Our simulations show that elevated sulfate burden and aerosol optical depth (AOD) persists for 5 years in the model, while the volcanic halogens stay elevated for nearly 15 years. As a consequence, the eruption leads to a collapse of the ozone layer with global mean column ozone values dropping to 50 DU (80 % decrease) and leading to a 550 % increase in surface UV over the first 5 years, with potential impacts on the biosphere. The volcanic eruption shows an asymmetric-hemispheric response with enhanced aerosol, ozone, UV, and climate signals over the Northern Hemisphere.
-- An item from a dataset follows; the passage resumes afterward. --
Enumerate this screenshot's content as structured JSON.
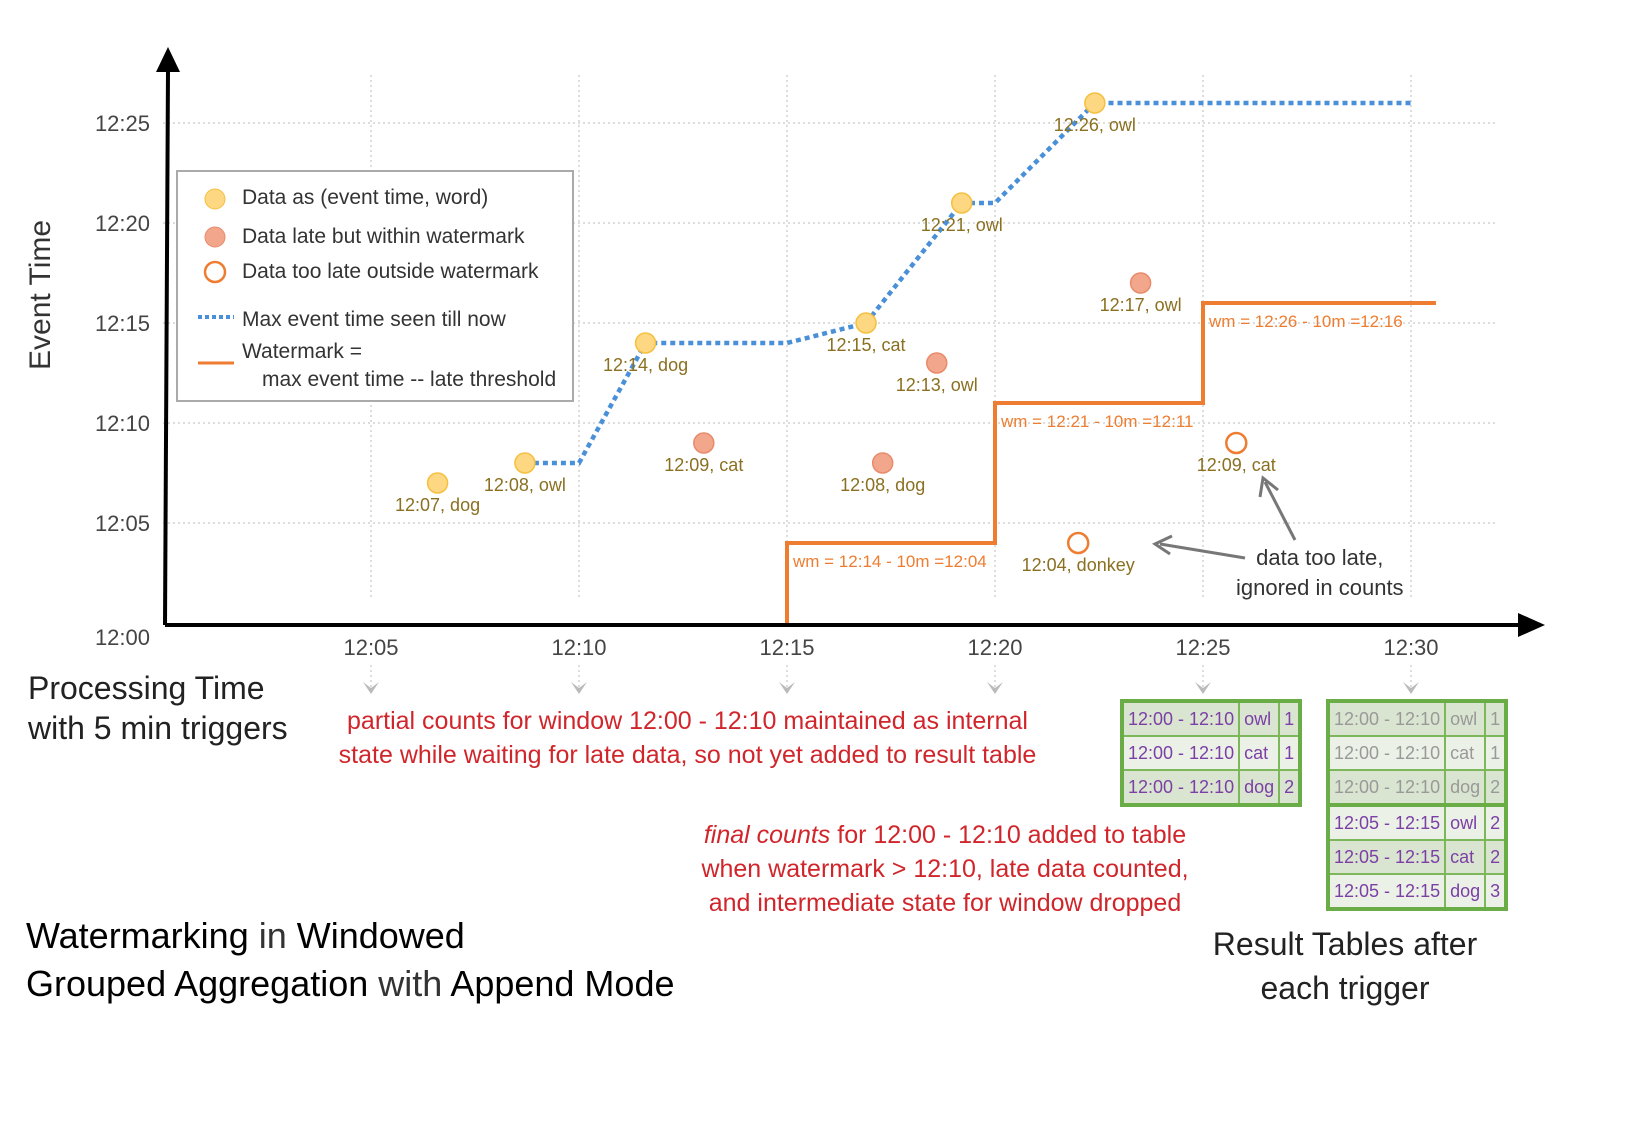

Surface climate is impacted globally due to peak AOD of >6, which leads to a maximum surface cooling of >6 K, precipitation and terrestrial net primary production decrease of >25 %, and sea ice area increases of 40 % in the first 3 years. Locally, a wetting (>100 %) and strong increase in net primary production (NPP) (>700 %) over northern Africa is simulated in the first 5 years and related to a southward shift of the Intertropical Convergence Zone (ITCZ) to the southern tropics. The ocean responds with pronounced El Niño conditions in the first 3 years that shift to the southern tropics and are coherent with the ITCZ change.
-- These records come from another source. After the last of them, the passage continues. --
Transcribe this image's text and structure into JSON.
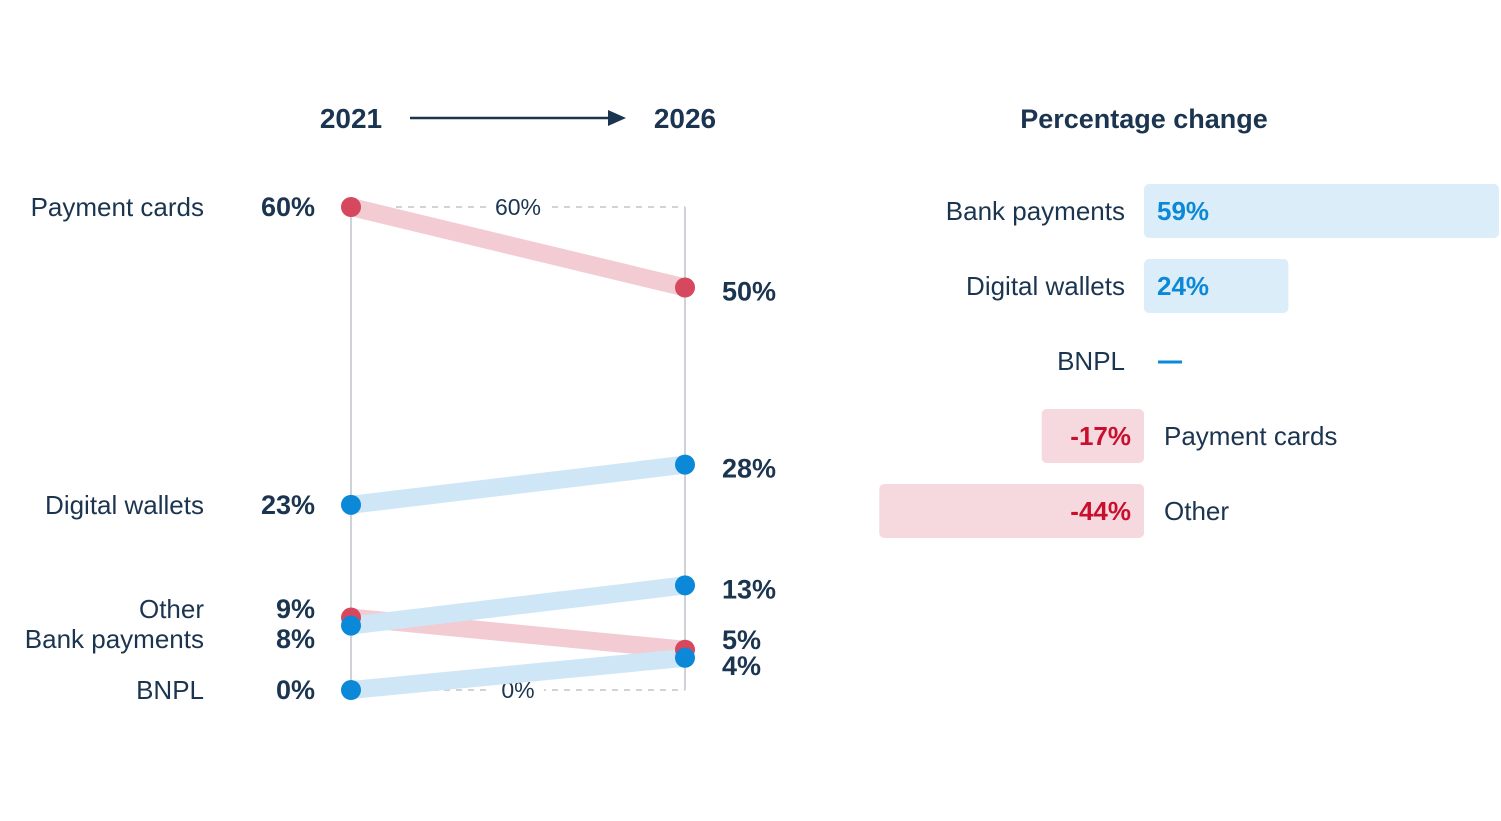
{
  "colors": {
    "text": "#1b3550",
    "decline": "#d6485e",
    "decline_line": "#f2cbd3",
    "growth": "#0b89d8",
    "growth_line": "#cfe6f6",
    "pos_bar": "#dbedf8",
    "pos_text": "#0b89d8",
    "neg_bar": "#f6d9de",
    "neg_text": "#c8102e",
    "guide": "#cfd3d8"
  },
  "header": {
    "start_year": "2021",
    "end_year": "2026",
    "arrow_icon": "right-arrow-icon",
    "change_title": "Percentage change"
  },
  "chart_data": [
    {
      "type": "slope",
      "title": "",
      "x": [
        "2021",
        "2026"
      ],
      "ylim": [
        0,
        60
      ],
      "scale_labels": {
        "top": "60%",
        "bottom": "0%"
      },
      "series": [
        {
          "name": "Payment cards",
          "values": [
            60,
            50
          ],
          "start_label": "60%",
          "end_label": "50%",
          "trend": "decline"
        },
        {
          "name": "Digital wallets",
          "values": [
            23,
            28
          ],
          "start_label": "23%",
          "end_label": "28%",
          "trend": "growth"
        },
        {
          "name": "Other",
          "values": [
            9,
            5
          ],
          "start_label": "9%",
          "end_label": "5%",
          "trend": "decline"
        },
        {
          "name": "Bank payments",
          "values": [
            8,
            13
          ],
          "start_label": "8%",
          "end_label": "13%",
          "trend": "growth"
        },
        {
          "name": "BNPL",
          "values": [
            0,
            4
          ],
          "start_label": "0%",
          "end_label": "4%",
          "trend": "growth"
        }
      ]
    },
    {
      "type": "bar",
      "orientation": "horizontal",
      "title": "Percentage change",
      "categories": [
        "Bank payments",
        "Digital wallets",
        "BNPL",
        "Payment cards",
        "Other"
      ],
      "values": [
        59,
        24,
        null,
        -17,
        -44
      ],
      "labels": [
        "59%",
        "24%",
        "—",
        "-17%",
        "-44%"
      ]
    }
  ]
}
Recovery to pre-eruption ozone levels and climate takes 15 years and 30 years, respectively. The long-lasting surface cooling is sustained by an immediate increase in the Arctic sea ice area, followed by a decrease in poleward ocean heat transport at 60∘ N which lasts up to 20 years.
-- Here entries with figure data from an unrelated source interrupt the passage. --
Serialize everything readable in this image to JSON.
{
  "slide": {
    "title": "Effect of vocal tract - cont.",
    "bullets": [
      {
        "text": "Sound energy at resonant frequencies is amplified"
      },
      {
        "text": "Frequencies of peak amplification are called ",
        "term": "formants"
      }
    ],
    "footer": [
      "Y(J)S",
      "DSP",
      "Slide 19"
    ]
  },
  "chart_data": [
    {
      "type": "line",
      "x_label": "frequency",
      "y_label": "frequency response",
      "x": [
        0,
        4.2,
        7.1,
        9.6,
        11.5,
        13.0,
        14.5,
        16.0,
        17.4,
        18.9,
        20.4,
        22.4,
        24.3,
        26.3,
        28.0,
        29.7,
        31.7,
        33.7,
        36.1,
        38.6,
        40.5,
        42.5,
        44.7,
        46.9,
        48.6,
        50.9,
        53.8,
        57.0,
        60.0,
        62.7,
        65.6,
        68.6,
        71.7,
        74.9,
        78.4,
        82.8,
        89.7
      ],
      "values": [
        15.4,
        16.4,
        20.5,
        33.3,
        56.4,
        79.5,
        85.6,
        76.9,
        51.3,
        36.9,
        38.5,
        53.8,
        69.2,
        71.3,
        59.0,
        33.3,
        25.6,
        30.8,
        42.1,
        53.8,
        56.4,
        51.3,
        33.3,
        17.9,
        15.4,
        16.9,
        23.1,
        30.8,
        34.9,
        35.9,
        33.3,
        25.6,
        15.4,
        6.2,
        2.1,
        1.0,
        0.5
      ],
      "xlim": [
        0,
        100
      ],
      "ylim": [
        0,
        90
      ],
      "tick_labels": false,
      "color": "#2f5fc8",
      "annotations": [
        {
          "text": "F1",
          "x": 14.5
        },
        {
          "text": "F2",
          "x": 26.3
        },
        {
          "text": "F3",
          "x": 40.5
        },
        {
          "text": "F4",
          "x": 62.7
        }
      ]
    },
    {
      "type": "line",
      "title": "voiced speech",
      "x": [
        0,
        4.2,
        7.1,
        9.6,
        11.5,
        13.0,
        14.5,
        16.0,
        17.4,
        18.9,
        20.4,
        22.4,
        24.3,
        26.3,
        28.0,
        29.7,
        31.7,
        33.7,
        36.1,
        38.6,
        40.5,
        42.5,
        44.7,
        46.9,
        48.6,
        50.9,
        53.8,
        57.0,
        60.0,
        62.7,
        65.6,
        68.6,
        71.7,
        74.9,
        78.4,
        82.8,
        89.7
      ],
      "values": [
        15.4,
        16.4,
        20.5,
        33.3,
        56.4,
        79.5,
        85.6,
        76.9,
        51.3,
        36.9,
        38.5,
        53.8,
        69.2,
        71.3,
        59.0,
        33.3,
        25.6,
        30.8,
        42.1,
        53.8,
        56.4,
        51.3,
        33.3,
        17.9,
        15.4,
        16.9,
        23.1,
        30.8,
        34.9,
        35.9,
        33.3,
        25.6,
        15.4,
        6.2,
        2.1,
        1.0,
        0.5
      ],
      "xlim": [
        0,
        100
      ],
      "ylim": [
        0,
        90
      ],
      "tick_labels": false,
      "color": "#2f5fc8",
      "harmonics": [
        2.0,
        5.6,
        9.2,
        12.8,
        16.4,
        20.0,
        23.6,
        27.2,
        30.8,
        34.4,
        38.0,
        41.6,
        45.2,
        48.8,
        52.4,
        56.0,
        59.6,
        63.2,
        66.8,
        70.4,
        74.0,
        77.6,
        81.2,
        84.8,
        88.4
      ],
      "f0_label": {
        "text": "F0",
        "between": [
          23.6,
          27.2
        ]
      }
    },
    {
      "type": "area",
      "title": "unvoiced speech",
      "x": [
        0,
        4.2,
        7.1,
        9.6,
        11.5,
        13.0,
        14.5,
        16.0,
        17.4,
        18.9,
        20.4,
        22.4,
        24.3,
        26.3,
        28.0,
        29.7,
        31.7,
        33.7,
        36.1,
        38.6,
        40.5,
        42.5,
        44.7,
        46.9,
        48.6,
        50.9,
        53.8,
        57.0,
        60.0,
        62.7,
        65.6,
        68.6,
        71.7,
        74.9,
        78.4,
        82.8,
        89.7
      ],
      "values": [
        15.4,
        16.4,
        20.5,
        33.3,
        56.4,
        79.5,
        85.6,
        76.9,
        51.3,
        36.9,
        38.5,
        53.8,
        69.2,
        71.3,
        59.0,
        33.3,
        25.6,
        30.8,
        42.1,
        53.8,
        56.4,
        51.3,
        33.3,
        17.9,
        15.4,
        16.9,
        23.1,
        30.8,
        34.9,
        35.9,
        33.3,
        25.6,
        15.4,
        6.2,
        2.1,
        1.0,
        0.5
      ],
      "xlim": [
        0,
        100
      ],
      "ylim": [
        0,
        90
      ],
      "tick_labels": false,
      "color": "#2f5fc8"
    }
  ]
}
In contrast, when simulating Los Chocoyos conventionally by including sulfur and neglecting halogens, we simulate a larger sulfate burden and AOD, more pronounced surface climate changes, and an increase in column ozone. By comparing our aerosol chemistry ESM results to other supereruption simulations with aerosol climate models, we find a higher surface climate impact per injected sulfur amount than previous studies for our different sets of model experiments, since the CESM2(WACCM6) creates smaller aerosols with a longer lifetime, partly due to the interactive aerosol chemistry. As the model uncertainties for the climate response to supereruptions are very large, observational evidence from paleo archives and a coordinated model intercomparison would help to improve our understanding of the climate and environment response.